I wanted to copy .ssh folder from my old computer to a new machine. So on my new ubuntu I mounted my APFS drive (just read-only support) and did:
➜ adam_old ls -ld .ssh
drwx------ 1 501 dialout 6 dub 3 13:16 .ssh
➜ adam_old sudo cp -vr .ssh ~/.ssh
cp: cannot stat '.ssh': Permission denied
and got permission denied for root. But when i removed sudo:
➜ adam_old cp -vr .ssh ~/.ssh
'.ssh/known_hosts' -> '/home/adam/.ssh/.ssh/known_hosts'
'.ssh/pi@hrasp_id_rsa' -> '/home/adam/.ssh/.ssh/pi@hrasp_id_rsa'
'.ssh/pi@hrasp_id_rsa.pub' -> '/home/adam/.ssh/.ssh/pi@hrasp_id_rsa.pub'
'.ssh/config' -> '/home/adam/.ssh/.ssh/config'
'.ssh/pi@rasp_id_rsa' -> '/home/adam/.ssh/.ssh/pi@rasp_id_rsa'
'.ssh/pi@rasp_id_rsa.pub' -> '/home/adam/.ssh/.ssh/pi@rasp_id_rsa.pub'
It worked. I don't get it (I thought root has access to everything).

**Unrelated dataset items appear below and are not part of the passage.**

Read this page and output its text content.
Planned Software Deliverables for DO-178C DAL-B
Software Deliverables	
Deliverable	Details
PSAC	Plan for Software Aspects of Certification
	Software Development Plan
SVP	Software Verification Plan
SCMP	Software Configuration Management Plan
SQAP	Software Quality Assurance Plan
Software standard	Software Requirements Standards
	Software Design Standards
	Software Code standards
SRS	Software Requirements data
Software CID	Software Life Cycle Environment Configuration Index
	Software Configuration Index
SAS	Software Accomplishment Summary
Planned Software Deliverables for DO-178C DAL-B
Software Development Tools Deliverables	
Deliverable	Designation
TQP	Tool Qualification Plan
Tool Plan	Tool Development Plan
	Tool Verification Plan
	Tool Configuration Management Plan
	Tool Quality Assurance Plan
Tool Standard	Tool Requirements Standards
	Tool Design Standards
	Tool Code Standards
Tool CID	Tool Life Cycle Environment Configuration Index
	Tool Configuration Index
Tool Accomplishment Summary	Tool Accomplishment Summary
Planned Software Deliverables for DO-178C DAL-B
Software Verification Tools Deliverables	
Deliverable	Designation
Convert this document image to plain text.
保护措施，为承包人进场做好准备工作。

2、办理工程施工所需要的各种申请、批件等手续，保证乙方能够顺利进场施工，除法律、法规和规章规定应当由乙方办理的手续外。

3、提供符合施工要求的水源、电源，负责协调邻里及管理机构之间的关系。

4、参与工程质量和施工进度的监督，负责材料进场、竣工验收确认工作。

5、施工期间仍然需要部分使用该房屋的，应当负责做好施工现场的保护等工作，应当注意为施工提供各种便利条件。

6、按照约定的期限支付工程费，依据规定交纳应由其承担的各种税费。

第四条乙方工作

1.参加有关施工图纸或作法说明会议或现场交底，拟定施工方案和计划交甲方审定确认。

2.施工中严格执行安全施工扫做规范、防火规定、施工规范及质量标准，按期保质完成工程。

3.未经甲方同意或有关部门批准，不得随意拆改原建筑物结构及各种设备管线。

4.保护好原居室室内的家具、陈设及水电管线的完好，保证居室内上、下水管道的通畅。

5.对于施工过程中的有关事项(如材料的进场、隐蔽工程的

Has it something to do with the old drive was also a unix system with its own permissions? (We can see user 501 and group dialout as owners of .ssh in the first snippet.)
So I checked groups to which root and my account 'adam' belong, and their IDs:
➜ adam_old cat /etc/group | grep dialout
dialout:x:20:
➜ adam_old cat /etc/passwd | grep -E '^(root|adam)'
root:x:0:0:root:/root:/bin/bash
adam:x:1000:1000:Adam,,,:/home/adam:/usr/bin/zsh
(groups 0 is group 'root' and group 1000 is group 'adam')
still I have no idea why it didn't work for root, but did for 'adam'.
EDIT:
Found out that I actually copied old drive's ~/.ssh to new drive's ~/.ssh/.ssh (but that doesn't matter for the question).